Each moment showed me emotions I can’t explain. The fear I felt for my family, the feeling of loss for not being able to see them again. The anger I felt towards nature for humans being treated this way. And then the anger towards all those humans who did things to deserve this wrath causing such pain to the innocent ones. The confusion I felt, trying to understand what I must have done to deserve this, disappointment for not being able to warn my parents so that they can have a few moments before it all comes crashing down around them. So many people have to go through this horrifying experience before their death or before losing a loved one. And if, by a rare chance, they have all the members of the family saved, then they would need enormous strength for building a house, a life, a family and happiness all over again.

I know some people might not prefer to know all this.

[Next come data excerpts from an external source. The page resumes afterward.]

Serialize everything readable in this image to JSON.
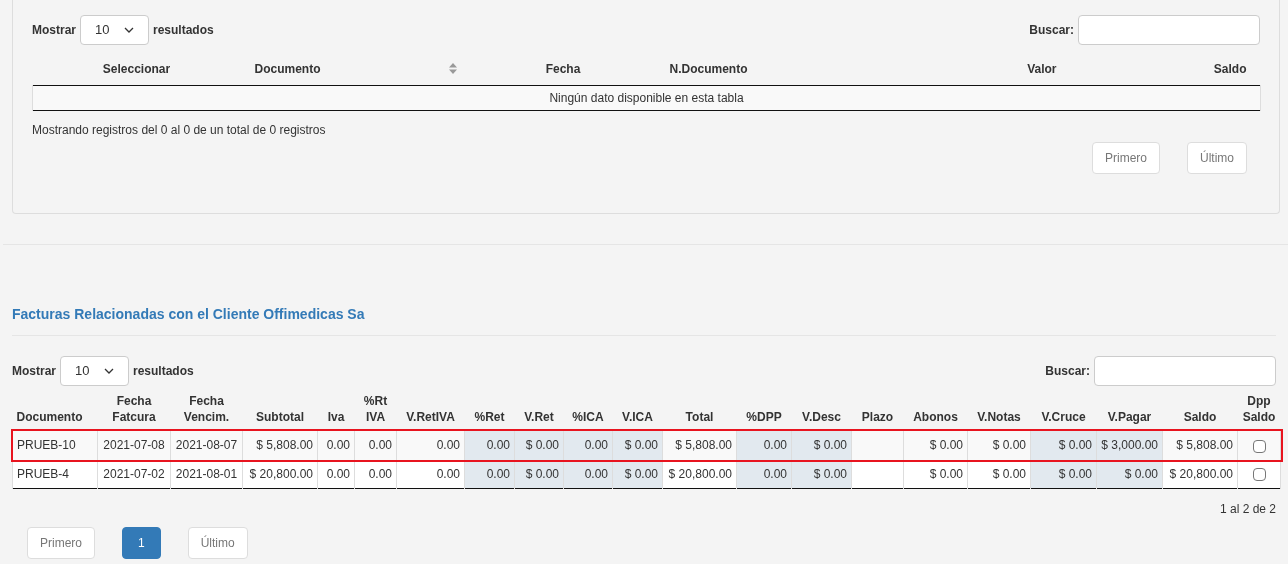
{
  "top_panel": {
    "length_label_before": "Mostrar",
    "length_value": "10",
    "length_label_after": "resultados",
    "search_label": "Buscar:",
    "table": {
      "columns": [
        {
          "label": "Seleccionar",
          "sortable": false
        },
        {
          "label": "Documento",
          "sortable": true
        },
        {
          "label": "Fecha",
          "sortable": false
        },
        {
          "label": "N.Documento",
          "sortable": false
        },
        {
          "label": "Valor",
          "sortable": false
        },
        {
          "label": "Saldo",
          "sortable": false
        }
      ],
      "empty_message": "Ningún dato disponible en esta tabla"
    },
    "info": "Mostrando registros del 0 al 0 de un total de 0 registros",
    "pagination": [
      {
        "label": "Primero",
        "kind": "button",
        "selected": false
      },
      {
        "label": "Último",
        "kind": "button",
        "selected": false
      }
    ]
  },
  "invoices": {
    "title": "Facturas Relacionadas con el Cliente Offimedicas Sa",
    "length_label_before": "Mostrar",
    "length_value": "10",
    "length_label_after": "resultados",
    "search_label": "Buscar:",
    "table": {
      "columns": [
        {
          "label": "Documento",
          "shaded": false
        },
        {
          "label": "Fecha\nFatcura",
          "shaded": false
        },
        {
          "label": "Fecha\nVencim.",
          "shaded": false
        },
        {
          "label": "Subtotal",
          "shaded": false
        },
        {
          "label": "Iva",
          "shaded": false
        },
        {
          "label": "%Rt\nIVA",
          "shaded": false
        },
        {
          "label": "V.RetIVA",
          "shaded": false
        },
        {
          "label": "%Ret",
          "shaded": true
        },
        {
          "label": "V.Ret",
          "shaded": true
        },
        {
          "label": "%ICA",
          "shaded": true
        },
        {
          "label": "V.ICA",
          "shaded": true
        },
        {
          "label": "Total",
          "shaded": false
        },
        {
          "label": "%DPP",
          "shaded": true
        },
        {
          "label": "V.Desc",
          "shaded": true
        },
        {
          "label": "Plazo",
          "shaded": false
        },
        {
          "label": "Abonos",
          "shaded": false
        },
        {
          "label": "V.Notas",
          "shaded": false
        },
        {
          "label": "V.Cruce",
          "shaded": true
        },
        {
          "label": "V.Pagar",
          "shaded": true
        },
        {
          "label": "Saldo",
          "shaded": false
        },
        {
          "label": "Dpp\nSaldo",
          "shaded": false
        }
      ],
      "rows": [
        {
          "highlighted": true,
          "checked": false,
          "cells": [
            "PRUEB-10",
            "2021-07-08",
            "2021-08-07",
            "$ 5,808.00",
            "0.00",
            "0.00",
            "0.00",
            "0.00",
            "$ 0.00",
            "0.00",
            "$ 0.00",
            "$ 5,808.00",
            "0.00",
            "$ 0.00",
            "",
            "$ 0.00",
            "$ 0.00",
            "$ 0.00",
            "$ 3,000.00",
            "$ 5,808.00"
          ]
        },
        {
          "highlighted": false,
          "checked": false,
          "cells": [
            "PRUEB-4",
            "2021-07-02",
            "2021-08-01",
            "$ 20,800.00",
            "0.00",
            "0.00",
            "0.00",
            "0.00",
            "$ 0.00",
            "0.00",
            "$ 0.00",
            "$ 20,800.00",
            "0.00",
            "$ 0.00",
            "",
            "$ 0.00",
            "$ 0.00",
            "$ 0.00",
            "$ 0.00",
            "$ 20,800.00"
          ]
        }
      ]
    },
    "info": "1 al 2 de 2",
    "pagination": [
      {
        "label": "Primero",
        "kind": "button",
        "selected": false
      },
      {
        "label": "1",
        "kind": "page",
        "selected": true
      },
      {
        "label": "Último",
        "kind": "button",
        "selected": false
      }
    ]
  }
}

No sense in increasing anyone’s pain, or spreading sorrow. But I am writing this, because, many of us often fail to understand the situation a person is in. The way someone feels, the pain they endure, the help they could use. 

I just want to request people to be compassionate, kind and help those in need. Do good deeds to accumulate good karma and avoid the wrath of nature. It might seem minuscule if only one person is trying to accomplish what the human race as a whole should. However, one good deed leads to another and it causes a ripple effect.  

Maybe then, someday, somewhere, the story will change. The little girl in the cute white frock will end her performance, and then will go searching for her brother, only to find him building castles in the sand with his best mate. And together, holding hands, will they go find their parents, who are secretly proud of what they have built, always praying it never gets destroyed.